Powered by Jane Fonda's star turn and by magical production values, Moises Kaufman's 33 Variations manages to overcome script deficiencies in its L.A. premiere at the Ahmanson Theater.
First produced back in 2007 at Arena Stage, Washington, DC, then a year later in La Jolla, CA., the play deals with a less-than-compelling subject: why Ludwig van Beethoven spent nearly ten years of his life composing 33 variations of a trifling waltz written by his music publisher, Anton Diabelli (played flamboyantly by Don Amendolia). Kaufman's play centers on Dr. Katherine Brandt (Fonda), a musicologist so obsessed with the Diabelli mystery that she flies to Bonn and buries herself in the Beethoven Archive for a year. Because academic research is a less-than-sexy activity, Kaufman invents a comic German librarian, Dr. Gertrude Ladenburger (the captivating Susan Kellerman), to serve as a foil for Brandt. The playwright also tries to give urgency to Brandt's quest by emphasizing her mortality; suffering from Lou Gehrig's disease she must race against time as she tries to solve the mystery.
Fonda's crisp, commanding performance captures the determination and bravery of the woman, but Kaufman overreaches when he tries to correlate Brandt's problems with Beethoven's struggle against deafness and death. The two can never be equal: one was a midget, the other a god.

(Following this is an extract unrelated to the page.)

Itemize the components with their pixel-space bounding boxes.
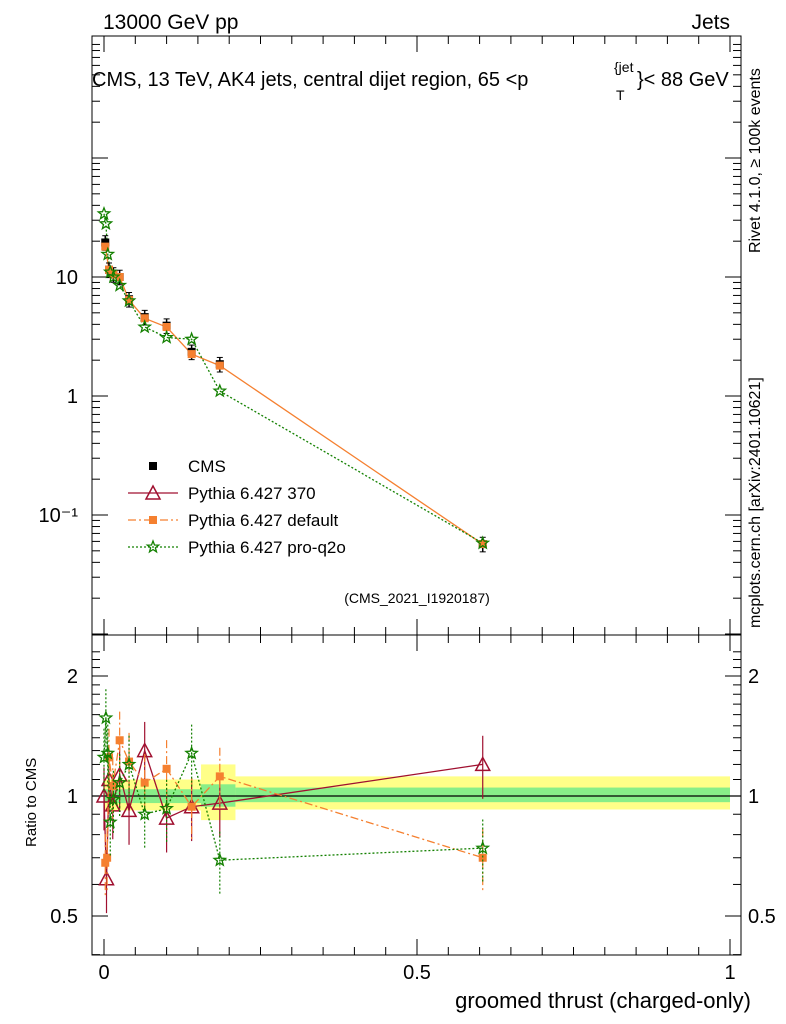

Kaufman covers over his questionable text with lashings of humor and slickness. Because his story jumps back and forth between 1819 and the present, he can bring in not just Diabelli but a frock-coated, bad-tempered Beethoven (Zach Grenier) and his fawning, fearful assistant Anton Schindler (the hilarious Grant James Varjas). Much attention is given to the play's subplot: the sweetly goofy love affair between Brandt's daughter (Samantha Mathis) and her male nurse (Greg Keller). It's played mostly for laughs; the same holds true for much of the play itself. In that way, Kaufman nimbly turns what might have been a dry, esoteric story into an enjoyable entertainment.
Derek McLane's dazzling set, David Lander's equally impressive lighting, Jeff Sugg's projection design and Diane Walsh's piano interludes help Kaufman greatly; without them (and Fonda's strong performance, of course), 33 Variations would have been pretty hard going indeed.